IoT Sensors In The Soil Using soil sensors, RPA bots can provide farmers with tailored insights to optimize their land preparation. By extracting, structuring, and analyzing data, bots generate reports at regular intervals that inform farmers about their soil's nutrient levels and specific needs. This data-driven approach enables farmers to prepare their soil more effectively and nurture healthier crops. 

 

Bots For Irrigation From a technical perspective, RPA bots can automate irrigation schedules based on moisture levels and precipitation rates to conserve water and improve crop health. The use of smart irrigation technology enables farmers to reduce water usage and save up to 20% compared to traditional methods.

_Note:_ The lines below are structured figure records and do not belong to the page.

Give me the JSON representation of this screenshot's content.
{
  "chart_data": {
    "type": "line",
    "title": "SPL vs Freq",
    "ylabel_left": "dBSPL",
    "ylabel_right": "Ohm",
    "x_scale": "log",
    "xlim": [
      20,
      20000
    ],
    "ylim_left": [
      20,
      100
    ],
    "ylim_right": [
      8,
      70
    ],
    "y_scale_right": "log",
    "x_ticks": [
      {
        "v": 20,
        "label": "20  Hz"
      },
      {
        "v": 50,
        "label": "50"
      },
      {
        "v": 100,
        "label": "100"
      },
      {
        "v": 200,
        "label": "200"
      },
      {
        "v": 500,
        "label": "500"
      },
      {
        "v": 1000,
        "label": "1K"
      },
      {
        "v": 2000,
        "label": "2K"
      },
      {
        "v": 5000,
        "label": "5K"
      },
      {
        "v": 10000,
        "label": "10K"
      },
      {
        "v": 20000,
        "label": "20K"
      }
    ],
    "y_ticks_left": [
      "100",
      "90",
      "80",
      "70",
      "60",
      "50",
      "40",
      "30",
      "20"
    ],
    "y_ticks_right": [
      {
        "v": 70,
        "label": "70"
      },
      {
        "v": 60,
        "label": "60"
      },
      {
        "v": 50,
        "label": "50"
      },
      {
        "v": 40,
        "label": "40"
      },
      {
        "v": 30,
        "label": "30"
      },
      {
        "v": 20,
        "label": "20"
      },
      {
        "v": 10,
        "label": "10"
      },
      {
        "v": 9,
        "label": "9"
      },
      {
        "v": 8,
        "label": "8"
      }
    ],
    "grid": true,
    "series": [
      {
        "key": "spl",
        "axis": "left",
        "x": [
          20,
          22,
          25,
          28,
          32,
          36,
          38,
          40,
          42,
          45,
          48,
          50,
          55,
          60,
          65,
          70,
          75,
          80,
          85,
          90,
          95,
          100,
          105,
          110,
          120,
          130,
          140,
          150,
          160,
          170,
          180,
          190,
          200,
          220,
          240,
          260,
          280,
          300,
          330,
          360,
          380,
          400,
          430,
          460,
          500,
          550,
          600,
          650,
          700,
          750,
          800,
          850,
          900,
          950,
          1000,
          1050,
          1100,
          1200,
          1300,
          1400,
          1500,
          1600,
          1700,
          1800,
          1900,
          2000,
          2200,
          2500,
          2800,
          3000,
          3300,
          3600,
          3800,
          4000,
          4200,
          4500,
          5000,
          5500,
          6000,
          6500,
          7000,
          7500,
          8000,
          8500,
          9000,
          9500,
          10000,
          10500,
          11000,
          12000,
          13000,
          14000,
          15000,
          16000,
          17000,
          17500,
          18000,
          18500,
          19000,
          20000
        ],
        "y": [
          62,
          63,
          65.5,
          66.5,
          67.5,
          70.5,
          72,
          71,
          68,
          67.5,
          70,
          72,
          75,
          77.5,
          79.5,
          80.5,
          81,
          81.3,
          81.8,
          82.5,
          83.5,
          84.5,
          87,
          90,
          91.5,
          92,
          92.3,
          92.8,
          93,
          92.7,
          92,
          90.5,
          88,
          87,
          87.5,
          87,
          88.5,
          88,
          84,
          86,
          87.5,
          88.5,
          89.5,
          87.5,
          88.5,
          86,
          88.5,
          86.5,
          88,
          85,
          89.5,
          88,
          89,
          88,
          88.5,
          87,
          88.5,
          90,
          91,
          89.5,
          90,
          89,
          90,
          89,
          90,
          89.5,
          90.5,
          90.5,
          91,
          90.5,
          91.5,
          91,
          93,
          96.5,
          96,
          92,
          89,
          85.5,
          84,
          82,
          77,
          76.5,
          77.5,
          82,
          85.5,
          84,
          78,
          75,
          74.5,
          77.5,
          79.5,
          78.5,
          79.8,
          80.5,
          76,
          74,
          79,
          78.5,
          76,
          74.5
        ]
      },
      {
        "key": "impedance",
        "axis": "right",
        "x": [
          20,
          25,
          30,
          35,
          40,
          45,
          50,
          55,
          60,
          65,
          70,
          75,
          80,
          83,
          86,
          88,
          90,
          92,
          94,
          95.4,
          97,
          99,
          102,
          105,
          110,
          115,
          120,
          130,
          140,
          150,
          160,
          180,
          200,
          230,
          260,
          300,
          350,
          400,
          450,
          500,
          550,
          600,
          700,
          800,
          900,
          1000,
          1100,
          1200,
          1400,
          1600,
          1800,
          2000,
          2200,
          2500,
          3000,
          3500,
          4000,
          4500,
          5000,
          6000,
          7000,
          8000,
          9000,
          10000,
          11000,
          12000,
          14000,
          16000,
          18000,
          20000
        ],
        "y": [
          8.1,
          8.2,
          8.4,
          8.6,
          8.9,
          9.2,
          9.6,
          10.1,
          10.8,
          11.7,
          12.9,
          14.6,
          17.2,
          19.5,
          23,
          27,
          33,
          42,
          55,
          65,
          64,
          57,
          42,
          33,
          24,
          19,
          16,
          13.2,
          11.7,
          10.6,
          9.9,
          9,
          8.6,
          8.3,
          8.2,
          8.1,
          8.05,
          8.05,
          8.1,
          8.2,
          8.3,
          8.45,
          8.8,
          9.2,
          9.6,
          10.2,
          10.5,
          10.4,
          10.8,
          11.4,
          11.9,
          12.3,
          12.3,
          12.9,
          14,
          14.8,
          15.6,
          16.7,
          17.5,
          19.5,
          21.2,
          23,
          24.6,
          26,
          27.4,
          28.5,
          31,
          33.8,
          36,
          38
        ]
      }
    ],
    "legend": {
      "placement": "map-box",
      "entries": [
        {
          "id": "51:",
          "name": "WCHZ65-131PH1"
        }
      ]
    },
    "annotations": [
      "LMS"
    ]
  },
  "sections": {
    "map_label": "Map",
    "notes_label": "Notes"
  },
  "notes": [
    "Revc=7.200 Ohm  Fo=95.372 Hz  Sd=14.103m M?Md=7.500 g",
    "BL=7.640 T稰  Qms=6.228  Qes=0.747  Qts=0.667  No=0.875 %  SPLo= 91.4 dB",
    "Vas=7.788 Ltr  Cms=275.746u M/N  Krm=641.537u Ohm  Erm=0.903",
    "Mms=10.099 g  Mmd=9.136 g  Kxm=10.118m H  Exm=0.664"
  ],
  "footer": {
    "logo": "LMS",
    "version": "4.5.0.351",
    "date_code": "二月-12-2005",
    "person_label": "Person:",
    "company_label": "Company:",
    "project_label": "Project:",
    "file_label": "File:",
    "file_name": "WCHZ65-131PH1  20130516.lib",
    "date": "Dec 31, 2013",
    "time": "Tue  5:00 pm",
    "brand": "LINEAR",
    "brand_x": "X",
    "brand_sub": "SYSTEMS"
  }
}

RPA bots can also collect and analyze data from soil sensors to prepare the land for irrigation according to its specific needs. With automation, farmlands can optimise their irrigation processes and maximize their water resources. 

 

Bots For Harvesting Effective harvesting is not a one-size-fits-all approach. Different crops require different harvesting timings, and some should be picked just before they are consumed. IoT sensors and RPA bots enable precise crop harvesting. By analyzing data on crop weight, sunlight, and other variables, bots can determine the ideal timing for harvesting. This helps prevent crop waste, maintain quality, and optimize logistics. OCR (Optical Character Recognition) and NLP (Natural Language Processing) technology are used to analyse the data and automatically schedule harvests. 

 

RPA For Crop Yield RPA, ML, deep learning, and neural networks can accurately predict crop yield by combining innovative technologies. With data extracted from multiple sources, such as agriculture APIs and IoT sensors, RPA bots input information into ML algorithms. This allows for accurate yield predictions with minimal human intervention. Using advanced technology ensures greater accuracy and a wide range of variables can be fed into the model. However, predicting crop yield requires a sophisticated model that relies on RPA, ML, deep learning, and neural networks.

 

Feeding The Future

Food and agriculture fields need attention now. To take their business to a level where it is profitable and productive, it is important for them to look to RPA as a viable solution. This is not an option anylonger, which means that agribusinesses, even with no prior experience with RPA, should take advantage of the innumerable capabilities that this intelligent autonation offers. Even automating a few processes in the agricultural sector will drastically change the challenges farmers face. Educating the agricultural sector about automation benefits is crucial to accelerate adoption and ensure that they benefit from high-level strategies and control, thus maximising profitability and minimising losses.